The destruction of insulin-producing beta cells in the pancreas starts with the formation of autoantigens. These autoantigens are ingested by antigen-presenting cells which activate T helper 1 (Th1) and T helper 2 (Th2) lmphocytes. Activated Th1 lymphocytes secrete interluekin-2 (IL-2) and interferon. IL-2 activates autoantigen-specific T cytotoxic lymphocytes which destroy islet cells through the secretion of toxic perforins and granzymes. Interferon activates macrophages and stimulates the release of inflammatory cytokines (including IL-1 and tumor necrosis factor [TNF]) which further destroy beta cells (McCance & Heuther, 2014). Activated Th2 lymphocytes produce IL-4 which stimulates B lymphocytes to proliferate and produce islet cell autoantibodies (ICAs) and anti-glutamic acid decarboxylase (antiGAD65) antibodies. AntiGAD65 is an enzyme that helps control the release of insulin from beta cells and can be used to determine the cause of diabetes (McCance & Heuther, 2014). Insulin autoantibodies [IAAs]) and zinc transporter 8 (Znt8) protein are also associated with type 1 diabetes mellitus. Despite it’s complicated pathophysiology, it is important to understand the destruction of beta cells in type 1 diabetes because it leads to a lack of insulin and amylin. Without insulin or amylin the body cannot promote glucose disappearance or limit glucose appearance from the bloodstream, respectively, resulting in hyperglycemia (Mapes & Faulds, 2014).

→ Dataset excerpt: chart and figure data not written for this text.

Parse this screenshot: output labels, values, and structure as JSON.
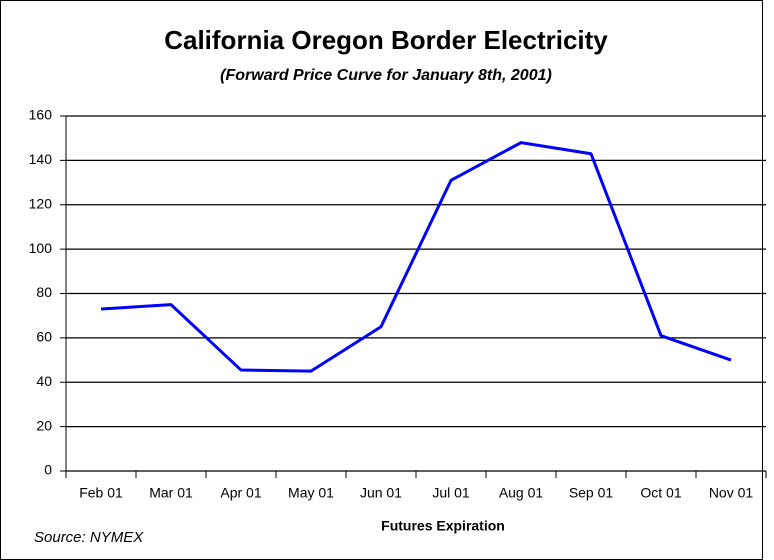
{
  "chart_data": {
    "type": "line",
    "title": "California Oregon Border Electricity",
    "subtitle": "(Forward Price Curve for January 8th, 2001)",
    "x_label": "Futures Expiration",
    "annotation": "Source: NYMEX",
    "categories": [
      "Feb 01",
      "Mar 01",
      "Apr 01",
      "May 01",
      "Jun 01",
      "Jul 01",
      "Aug 01",
      "Sep 01",
      "Oct 01",
      "Nov 01"
    ],
    "series": [
      {
        "color": "#0000ff",
        "values": [
          73,
          75,
          45.5,
          45,
          65,
          131,
          148,
          143,
          61,
          50
        ]
      }
    ],
    "ylim": [
      0,
      160
    ],
    "yticks": [
      0,
      20,
      40,
      60,
      80,
      100,
      120,
      140,
      160
    ],
    "grid": true
  }
}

Type 1 diabetes does not present clinically until 80-90% of the beta cells have been destroyed (McCance & Heuther, 2014). Because insulin stimulates glucose uptake into tissues, stores glycose as glycogen, inhibits glucagon secretion and inhibits glucose production from the liver, the destruction of insulin-producing beta cells causes hyperglycemia (Mapes & Faulds, 2014). Type 1 diabetics may present with abrupt onset of diabetic ketoacidosis, polyuria, polyphagia, polydipsia, or rapid weight loss with marked hyperglycemia (Mapes & Faulds, 2014). To diagnose diabetes, patients must have an A1C level greater than 6.5% percent on two separate tests; the presence of ketones in the urine and/or autoantibodies in the blood can distinguish type 1 from type 2 diabetes (Mayo Clinic, 2014).